What kinds of charges are billed between departments?
- Custodial costs for school civic center use and custodial services provided to lessees, charter schools, preschools, food services
- Field trips
- Vehicle repair
- Maintenance charges to schools, charter schools, and lessees
- Catering provided by the Food Services department
- Duplicating
- Fingerprinting and other on-boarding costs
- Mailing costs
Here’s an example for calculating labor rates for maintenance. Labor_Rates_File
You’d think it would be fairly straightforward to charge another department for work performed. However, there are various items to consider.
- Does the cost of collecting the fee outweigh the usefulness of collecting it?
- If you want schools and departments to follow certain established procedures, do you undercharge or provide the service for free to deter unauthorized activities?
- When charging out do you use historical actuals or a budgeted amount?
- Do you need to recoup all departmental costs, so that the department’s net annual cost is as close to zero as you can get it? What happens if your charge-outs don’t recoup all costs. or if you over-collect?
- Do you carry forward un-recouped costs to the new year and attempt to recover these from this year’s users?
- Do you try to make a “profit” on charge-outs to cover expenses that are (for whatever reason) not charged out?

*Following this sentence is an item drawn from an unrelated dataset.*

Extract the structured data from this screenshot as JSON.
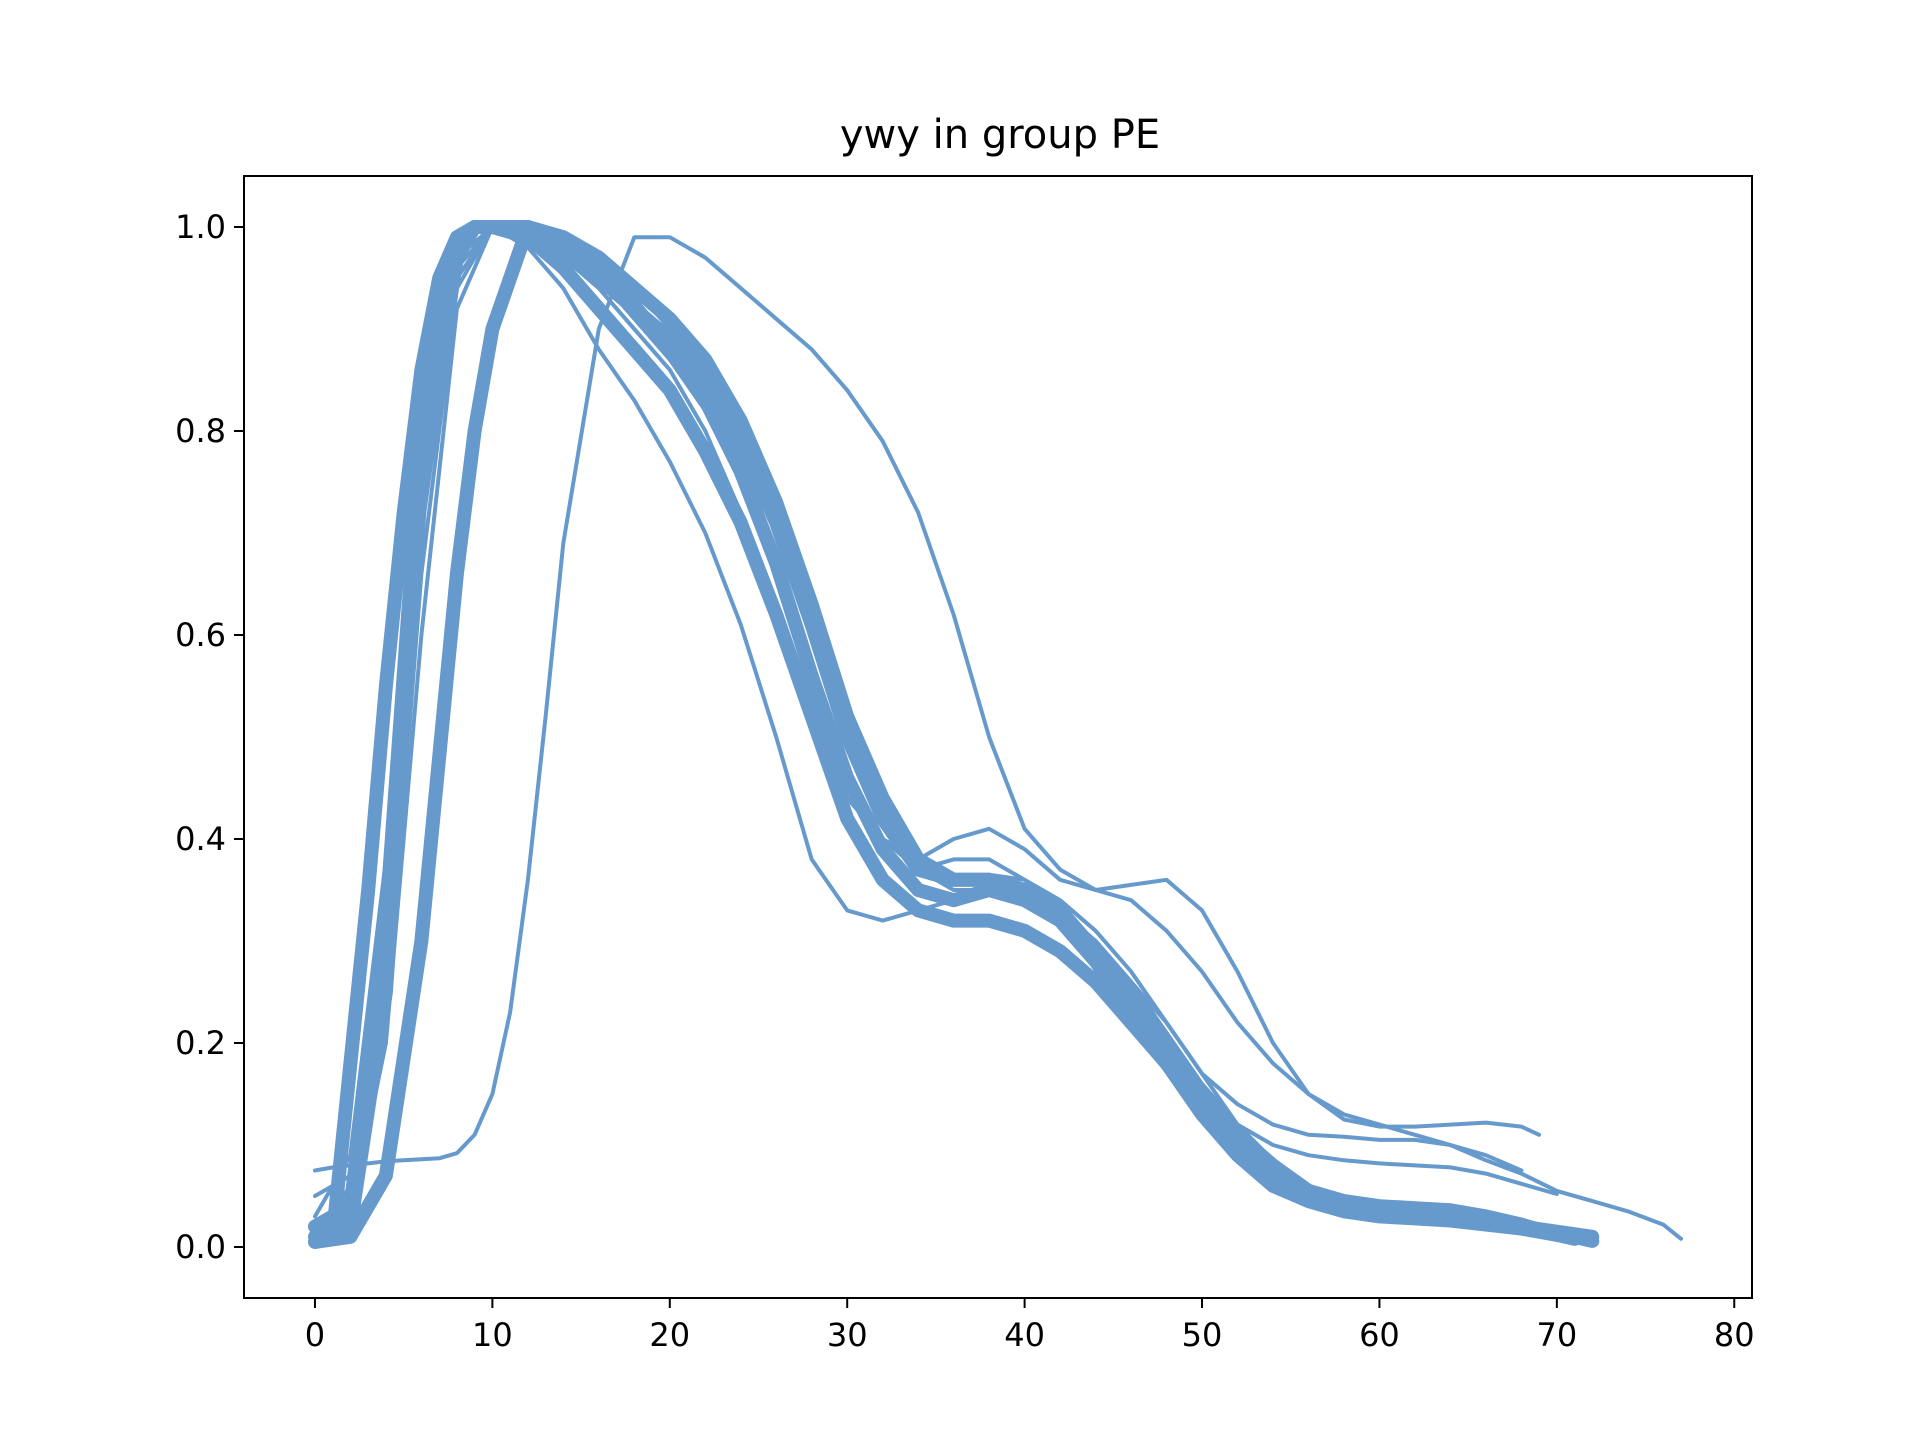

- Should outside entities be charged the same rate as internal customers?
Types of Costs
Costs to be charged out are in two general categories: variable and fixed. Variable charges for a vehicle repair job would be the actual cost of parts used in the repair as well as the cost of labor (so many hours at a rate per hour). Fixed costs are such items as the cost of various tools and machinery used in the shop as well as the cost of the supervisor and his or her office staff, along with any costs to run the office. If the fixed costs for a department are $50,000 and the mechanics put in a total of 10,000 productive hours per year, then in addition to the cost of their labor and parts, $5 per hour needs to be billed out for overhead.
Productive Hours
Employees are generally paid for 8 hours per day, 5 days a week, 52 weeks per year. That’s 2080 hours per year. However some of that paid time is for paid holidays and vacation. Then there are sick days, meetings, time spent on paperwork and cleaning the shop. Don’t forget the two daily paid breaks of 10-20 minutes each. You can see that 2080 paid hours per year can easily translate into 1,500 or fewer productive hours per year. Ideally all productive hours will be billed out and the mechanic’s total cost will be recouped in the process. If a mechanic’s total annual cost is $80,000 then his hourly billable rate is $80,000 divided by, say, 1,500 productive hours ($53.33 per hour) not divided by 2,080 ($38.46 per hour).